A good MPI wrapper: type-safe, that uses futures, with plugins for serializing data-types, mapping lambdas to reductions, …
A good geometry library: this depends on vector, matrices and linear algebra, but it would be great to have a trait-based very generic and fast geometry library (a CGAL on steroids). At the end of the day, every application is going to implement their own vector, triangle, surface, polygon… types with their own data-quirks and layouts, but the subset of classic primitives is pretty standard (point, quaternions, line, ray, segment, triangle, square, polygons, polylines, planes boxes, AABB, OBB, polyhedra, polysurfaces, signed-distance field…) and the operations one wants to perform are also standard (intersection, intersection test, split, overlap, union, difference, xor, centroid computation, surface computation, bounding box computation, translations, rotations, …). When dealing with large number of primitives the data-structures are also pretty standard (binary-/quad-/octree, point set, bounded volume hierarchy, half-edge data-structure, …). So having everything as trait, plus providing good implementation of the primitives and data-structures that one can reuse to implement their own with the extra quirks and then implement the trait for them would be awesome.

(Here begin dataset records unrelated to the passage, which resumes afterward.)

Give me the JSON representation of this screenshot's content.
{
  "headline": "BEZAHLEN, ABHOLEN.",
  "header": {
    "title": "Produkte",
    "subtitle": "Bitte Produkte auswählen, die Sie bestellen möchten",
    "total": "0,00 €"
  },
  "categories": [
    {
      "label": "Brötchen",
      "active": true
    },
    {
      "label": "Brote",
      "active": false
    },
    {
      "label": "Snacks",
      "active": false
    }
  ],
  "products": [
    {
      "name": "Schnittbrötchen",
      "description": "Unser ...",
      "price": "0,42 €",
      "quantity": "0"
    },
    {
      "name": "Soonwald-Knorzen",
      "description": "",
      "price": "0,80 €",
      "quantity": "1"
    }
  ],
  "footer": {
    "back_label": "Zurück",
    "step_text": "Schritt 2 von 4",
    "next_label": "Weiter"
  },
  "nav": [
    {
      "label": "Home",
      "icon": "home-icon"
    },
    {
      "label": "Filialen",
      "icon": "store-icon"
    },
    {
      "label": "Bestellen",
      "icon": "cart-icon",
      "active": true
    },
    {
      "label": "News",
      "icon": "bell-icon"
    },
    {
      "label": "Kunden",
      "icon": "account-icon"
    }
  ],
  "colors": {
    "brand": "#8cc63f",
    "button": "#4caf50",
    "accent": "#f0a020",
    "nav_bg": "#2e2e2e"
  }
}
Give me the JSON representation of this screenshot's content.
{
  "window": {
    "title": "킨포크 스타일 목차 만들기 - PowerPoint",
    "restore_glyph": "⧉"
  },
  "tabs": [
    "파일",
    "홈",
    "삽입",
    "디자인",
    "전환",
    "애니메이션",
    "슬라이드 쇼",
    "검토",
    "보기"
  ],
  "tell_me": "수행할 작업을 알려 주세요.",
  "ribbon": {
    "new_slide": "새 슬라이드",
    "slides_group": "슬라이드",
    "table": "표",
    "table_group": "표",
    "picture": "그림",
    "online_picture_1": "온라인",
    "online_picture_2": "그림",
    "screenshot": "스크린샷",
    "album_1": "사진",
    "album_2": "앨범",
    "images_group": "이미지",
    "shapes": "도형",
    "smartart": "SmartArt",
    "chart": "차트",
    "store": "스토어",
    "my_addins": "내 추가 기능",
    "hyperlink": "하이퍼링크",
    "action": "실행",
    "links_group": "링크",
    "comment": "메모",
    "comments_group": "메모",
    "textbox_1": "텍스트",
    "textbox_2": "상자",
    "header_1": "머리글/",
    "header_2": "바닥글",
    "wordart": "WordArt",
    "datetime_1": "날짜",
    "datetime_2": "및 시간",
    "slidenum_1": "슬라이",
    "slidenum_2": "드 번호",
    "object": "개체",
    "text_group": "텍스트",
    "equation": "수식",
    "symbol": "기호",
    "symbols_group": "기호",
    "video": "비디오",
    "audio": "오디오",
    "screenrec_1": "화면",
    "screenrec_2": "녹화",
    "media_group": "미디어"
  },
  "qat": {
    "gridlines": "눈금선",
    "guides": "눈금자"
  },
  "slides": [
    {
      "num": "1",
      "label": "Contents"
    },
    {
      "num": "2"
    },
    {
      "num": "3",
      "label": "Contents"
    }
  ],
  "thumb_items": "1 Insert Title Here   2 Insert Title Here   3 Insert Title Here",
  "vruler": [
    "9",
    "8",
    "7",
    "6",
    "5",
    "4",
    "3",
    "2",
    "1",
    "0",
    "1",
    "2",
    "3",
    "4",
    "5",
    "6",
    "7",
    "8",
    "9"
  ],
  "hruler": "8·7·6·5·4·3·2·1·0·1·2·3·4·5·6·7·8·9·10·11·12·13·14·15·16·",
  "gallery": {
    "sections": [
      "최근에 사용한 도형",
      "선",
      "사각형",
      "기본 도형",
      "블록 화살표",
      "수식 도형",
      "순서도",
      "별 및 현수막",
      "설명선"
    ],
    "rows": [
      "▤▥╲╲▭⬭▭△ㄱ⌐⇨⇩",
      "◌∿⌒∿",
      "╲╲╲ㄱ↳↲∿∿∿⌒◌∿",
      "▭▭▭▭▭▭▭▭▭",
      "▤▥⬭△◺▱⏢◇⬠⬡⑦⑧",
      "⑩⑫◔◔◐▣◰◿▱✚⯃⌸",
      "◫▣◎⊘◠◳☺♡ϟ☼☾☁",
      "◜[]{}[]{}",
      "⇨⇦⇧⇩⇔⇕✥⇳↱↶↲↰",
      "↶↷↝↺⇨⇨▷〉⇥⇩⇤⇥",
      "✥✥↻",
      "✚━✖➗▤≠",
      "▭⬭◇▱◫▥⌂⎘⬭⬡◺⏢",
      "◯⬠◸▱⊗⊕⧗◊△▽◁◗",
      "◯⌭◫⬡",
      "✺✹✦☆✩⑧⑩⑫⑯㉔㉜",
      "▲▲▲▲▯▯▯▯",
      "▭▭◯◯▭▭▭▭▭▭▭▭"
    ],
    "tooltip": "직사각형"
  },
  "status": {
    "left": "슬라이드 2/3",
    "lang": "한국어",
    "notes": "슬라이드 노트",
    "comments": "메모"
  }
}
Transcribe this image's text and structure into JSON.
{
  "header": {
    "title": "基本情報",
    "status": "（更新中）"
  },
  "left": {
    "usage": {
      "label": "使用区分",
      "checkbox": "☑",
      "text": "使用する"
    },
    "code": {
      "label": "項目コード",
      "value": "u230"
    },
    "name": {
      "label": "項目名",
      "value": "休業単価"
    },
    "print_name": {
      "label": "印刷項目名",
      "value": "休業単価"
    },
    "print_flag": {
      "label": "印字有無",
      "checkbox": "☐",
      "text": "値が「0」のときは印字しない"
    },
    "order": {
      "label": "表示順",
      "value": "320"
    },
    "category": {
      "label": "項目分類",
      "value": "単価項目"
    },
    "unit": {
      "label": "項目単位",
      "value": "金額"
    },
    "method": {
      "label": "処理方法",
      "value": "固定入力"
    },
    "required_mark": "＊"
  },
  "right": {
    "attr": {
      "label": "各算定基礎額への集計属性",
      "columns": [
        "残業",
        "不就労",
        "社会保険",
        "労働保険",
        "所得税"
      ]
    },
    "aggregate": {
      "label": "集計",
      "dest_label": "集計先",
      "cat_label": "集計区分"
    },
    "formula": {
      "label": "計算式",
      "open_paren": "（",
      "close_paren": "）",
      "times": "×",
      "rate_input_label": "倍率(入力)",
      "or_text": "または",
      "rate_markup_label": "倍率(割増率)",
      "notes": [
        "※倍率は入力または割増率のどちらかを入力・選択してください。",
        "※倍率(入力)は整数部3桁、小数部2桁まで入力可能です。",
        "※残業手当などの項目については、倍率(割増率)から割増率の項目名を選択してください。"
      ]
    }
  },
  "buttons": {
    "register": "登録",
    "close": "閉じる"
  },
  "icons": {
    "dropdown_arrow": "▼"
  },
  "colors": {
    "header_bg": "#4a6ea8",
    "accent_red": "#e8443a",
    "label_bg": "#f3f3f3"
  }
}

Other generic mathematical algorithms: things that build on the linear algebra stuff and are commonly needed: interpolation (linear/bilinear/trilinear, least squares, bsplines, radial basis functions…), integration (quadrature rules, trapezoid/simpson/… rules, newtons method…), projections/restrictions, krylov solvers, FFT, …
Optimization: steepest descent, quasi-newton, newton-krylov, automatic differentiation…
Domain issues (probably only useful in my domain):
Mesh data-structures for PDE solvers: structured, unstructured, block structured, hierarchical, hierarchical Cartesian, … grids, serialization for them, distributed memory support, load-balancing…
Scientific visualization: way to interface the core geometry libraries and mesh data-structures to write to common visualization formats like VTK, create custom visualizations, write plugins for scientific visualization software that uses VTK like ParaView, Visit,…
Libraries for building PDE solvers: something like Deal.II for Finite Elements, Clawpack for Finite Volumes, … There are also tons of good python libraries as well.
For an overview, e.g., see the Trillinos C++ framework from Sandia. The C alternative is Argonne National Laboratory’s PetsC library. Both of them offer the full-stack, and inter-operate to some degree.
One thing I realized when writing this is that as I get closer and closer to my domain, while I would appreciate if there were libraries available, as long as the fundamental libraries and abstractions are there and work, I don’t mind writing my own (since I probably want to do custom stuff anyways). But having to write the full stack of file I/O, distributed computing, linear algebra and solvers, mathematical functions, multi-dimensional iteration, graphs… just to be able to get started writing what I am interested in (PDE solvers) is a titanic task.
Other people doing HPC will probably have completely different needs in terms of Domain issues, but I guess that for things like Machine Learning, Bioinformatics, HFT, … at least some of the fundamental issues will also apply. If you have similar or different needs please discuss them!